• Question: Who was he first ever person to discover light waves?

    Asked by Hi to Ed, Guido, Hugh, Stef on 18 Mar 2015.
    • Photo: Guido Bolognesi

      Guido Bolognesi answered on 18 Mar 2015:


      Hi Hi
      😀 😀

      It was good to speak you today in the chat.

      I think Christian Huygens was among the first to argue about the wave
      nature of light. In the 17th century, he wrote an essay called “Traité de la lumiere” , which in English means “Treatise on light”, where he discussed his thoughts about light being a wave rather than something made of particles (as Newton did).

    • Photo: Hugh Harvey

      Hugh Harvey answered on 18 Mar 2015:


      Guido probably has the right answer – although Archemedes in ancient Greece did think about light being made of matter, but he didn’t know about photons back then!

    • Photo: Ed Rial

      Ed Rial answered on 18 Mar 2015:


      Guido gets the cookie on this one!

      I think Huygens referred to light as wavelets and (after I admit researching it a little bit to refresh my memory). He thought that light waves were longitudinal waves and needed a medium to travel in (like sound needs air) and he suggested that the universe was filled with a material that you couldn’t detect called the Aether.

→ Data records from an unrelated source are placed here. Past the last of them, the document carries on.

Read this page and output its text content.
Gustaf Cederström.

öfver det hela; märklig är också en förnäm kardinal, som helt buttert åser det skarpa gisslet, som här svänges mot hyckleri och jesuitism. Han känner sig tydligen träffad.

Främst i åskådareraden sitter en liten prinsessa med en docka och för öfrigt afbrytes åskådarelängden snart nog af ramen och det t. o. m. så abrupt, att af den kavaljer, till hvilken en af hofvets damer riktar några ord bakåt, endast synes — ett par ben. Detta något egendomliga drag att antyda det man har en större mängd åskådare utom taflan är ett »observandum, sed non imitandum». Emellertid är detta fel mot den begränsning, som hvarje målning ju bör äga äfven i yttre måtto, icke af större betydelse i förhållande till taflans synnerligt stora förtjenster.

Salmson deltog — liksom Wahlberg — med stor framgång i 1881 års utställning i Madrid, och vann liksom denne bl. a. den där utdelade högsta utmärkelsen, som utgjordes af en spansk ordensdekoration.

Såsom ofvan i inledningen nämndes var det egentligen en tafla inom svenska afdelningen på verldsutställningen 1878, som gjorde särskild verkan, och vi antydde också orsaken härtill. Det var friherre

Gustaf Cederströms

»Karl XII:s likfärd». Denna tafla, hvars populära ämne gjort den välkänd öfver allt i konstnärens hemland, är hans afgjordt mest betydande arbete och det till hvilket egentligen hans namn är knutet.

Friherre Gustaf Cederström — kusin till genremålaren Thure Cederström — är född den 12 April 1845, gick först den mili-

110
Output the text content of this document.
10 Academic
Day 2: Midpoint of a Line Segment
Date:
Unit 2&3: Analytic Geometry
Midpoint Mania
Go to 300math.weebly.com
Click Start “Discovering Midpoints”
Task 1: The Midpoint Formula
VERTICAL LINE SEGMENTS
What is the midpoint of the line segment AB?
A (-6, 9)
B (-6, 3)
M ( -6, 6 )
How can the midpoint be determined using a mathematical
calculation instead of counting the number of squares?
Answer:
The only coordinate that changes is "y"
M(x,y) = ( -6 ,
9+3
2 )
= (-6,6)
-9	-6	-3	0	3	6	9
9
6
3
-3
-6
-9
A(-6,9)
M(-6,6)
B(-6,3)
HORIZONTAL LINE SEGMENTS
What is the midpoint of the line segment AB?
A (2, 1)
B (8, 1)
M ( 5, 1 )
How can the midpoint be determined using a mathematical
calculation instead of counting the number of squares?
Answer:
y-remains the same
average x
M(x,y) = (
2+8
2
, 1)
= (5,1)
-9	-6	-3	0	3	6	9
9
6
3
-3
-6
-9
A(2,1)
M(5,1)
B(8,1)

      Most scientists at the time didn’t believe him, the aether needed to be too strange to be real. Later two physicists called Michelson and Morley proved the aether did not exist.

      In the early 1800s a scientist called Fresnel suggested that light was a transverse wave (like waves on a string), and a lot of the maths he developed to describe light we still use today. But he still didn’t know what transmitted these waves.

      It wasn’t until Faraday figured out in 1847 that light was composed of electromagnetic waves that the final wave theory of light fell in to place. It was a long and complicated story!